乐声低奏回旋,从辉煌壮丽归于平静,一股轻松之情从他心底徐徐扩展开来,恍若拨开云雾,从高空重新回落到坚实的地面。刚才的迷离恍惚像是做了一场梦,意识又重新恢复了对身体的掌控。与片刻前相比,青年仍然是那个青年,但在熟悉他的人眼里,约纳斯似乎有哪点变得不一样了:他褪去了那一丝亚特兰蒂斯似的遥远超脱感,真正扎根融入进了这方土地、这个群体里面。
几个呼吸后,伴随着广场上“胜利万岁”的震耳口号声,第11届党代会的开幕式终于迎来了结束。站在最中央的希特勒原地伫立了超过半分钟,才缓缓转过身来。他面容平静,然而目光却是极其罕见的散乱。面对外国客人和周围高层心腹,希特勒没有按照正常流程再发言,而是直接从通道快步离开了现场。
“尊敬的各位阁下,元首刚才突然有些身体不适。请各位先回下榻地点暂歇,稍后我会亲自与各位联系。”里宾特洛甫第一个反应过来,连忙对墨索里尼等人解释圆场。身为外交部长的他非常清楚自己今天的职责,务必不能怠慢了今天这帮好不容易才邀请到的友邦贵客。旁边小齐亚诺肃然点头,不动声色地拉了拉仍然恍然如梦的岳父,率先转身。其余众人如梦初醒,纷纷跟随离开了会场。
看着这些关键人物陆续离开,里宾特洛甫终于松了口气。今天这一变故委实出乎他的意料,不过好在无伤大局,等到元首情绪恢复平静,小小风波自然会过去。至于接下来的党代会正式庆典,就由赫斯、罗森堡他们去折腾了,后续几天的仪式对外交战略不会产生任何影响力。
想到这里,里宾特洛甫不禁转过头,对戈培尔怒目而视。今天这场开幕式完全是这个矮瘸子一手主导操办,却出现了这么严重的意外!
“约阿希姆,看来你的头脑还是一如既往的不好使。意大利领袖等人不远千里来到德国,是为了看枯燥而古板的仪式么?”面对周围众多国社党要员,戈培尔毫不掩饰他对里宾特洛甫的鄙视,刻薄讽刺道,“今天是对德意志力量最完美的彰显,比传统阅兵和群体舞蹈不知高到了哪里去。只有全身充满铜臭味的犹太奸商,才会对这场灵魂洗礼无动于衷,只盯着眼前的三十枚银币。”

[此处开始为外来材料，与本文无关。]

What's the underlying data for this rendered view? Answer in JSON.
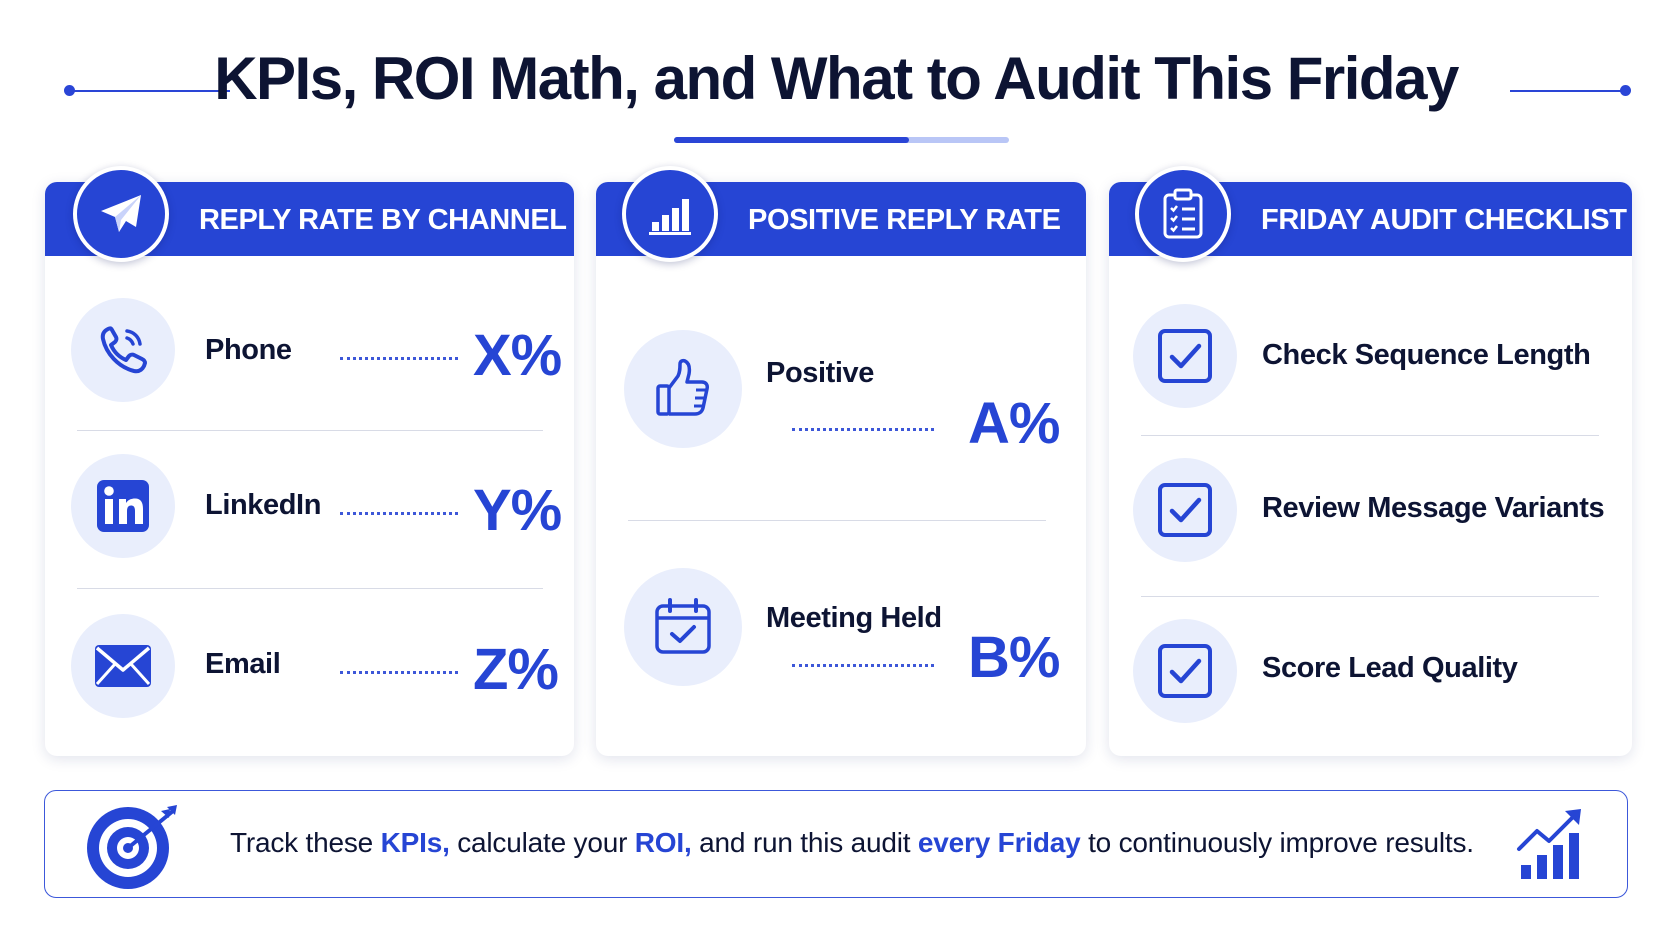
{
  "header": {
    "title": "KPIs, ROI Math, and What to Audit This Friday",
    "accent_color": "#2645d4"
  },
  "cards": {
    "reply_rate": {
      "title": "REPLY RATE BY CHANNEL",
      "icon": "paper-plane-icon",
      "rows": [
        {
          "label": "Phone",
          "value": "X%",
          "icon": "phone-icon"
        },
        {
          "label": "LinkedIn",
          "value": "Y%",
          "icon": "linkedin-icon"
        },
        {
          "label": "Email",
          "value": "Z%",
          "icon": "envelope-icon"
        }
      ]
    },
    "positive_reply": {
      "title": "POSITIVE REPLY RATE",
      "icon": "bar-chart-icon",
      "rows": [
        {
          "label": "Positive",
          "value": "A%",
          "icon": "thumbs-up-icon"
        },
        {
          "label": "Meeting Held",
          "value": "B%",
          "icon": "calendar-check-icon"
        }
      ]
    },
    "audit": {
      "title": "FRIDAY AUDIT CHECKLIST",
      "icon": "clipboard-checklist-icon",
      "items": [
        {
          "label": "Check Sequence Length",
          "icon": "checkbox-icon"
        },
        {
          "label": "Review Message Variants",
          "icon": "checkbox-icon"
        },
        {
          "label": "Score Lead Quality",
          "icon": "checkbox-icon"
        }
      ]
    }
  },
  "footer": {
    "icon": "target-icon",
    "trend_icon": "growth-chart-icon",
    "parts": [
      "Track these ",
      "KPIs,",
      " calculate your ",
      "ROI,",
      " and run this audit ",
      "every Friday",
      " to continuously improve results."
    ]
  }
}
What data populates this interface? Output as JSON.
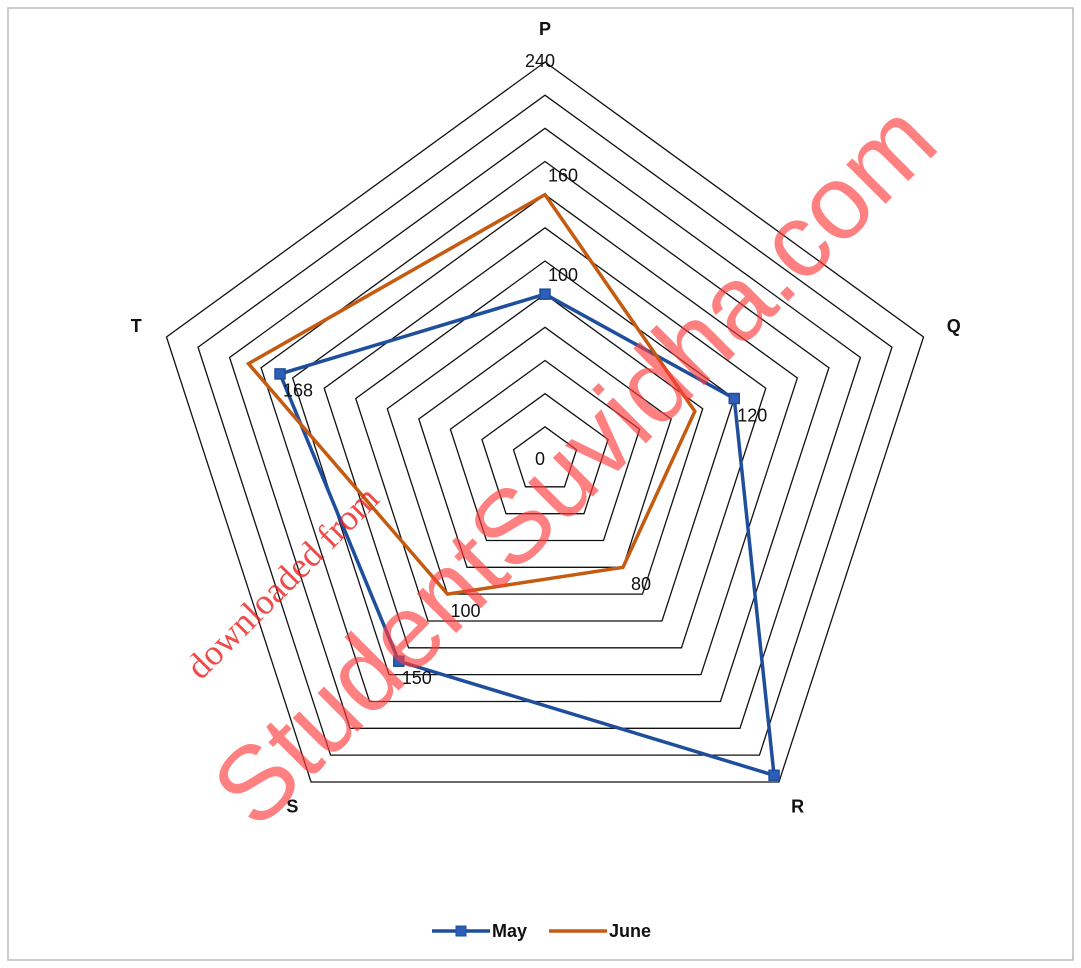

“你!”里宾特洛甫涨红了脸,眼眸怒火欲喷。他如何听不出,戈培尔表面上骂犹太人,实则却是讽刺他当年觍颜入赘豪门当香槟酒商尤其是在今天这么多老同志在场的情况下,这般揭老底式的讥嘲让他几乎要暴走了。所幸戈培尔也没打算把事情做绝,冷哼道:“也就是元首委托,让我全力配合这次外交事务。否则的话,我绝不会和约纳斯劳心费力,完成今天这项具有决定性意义的工作。”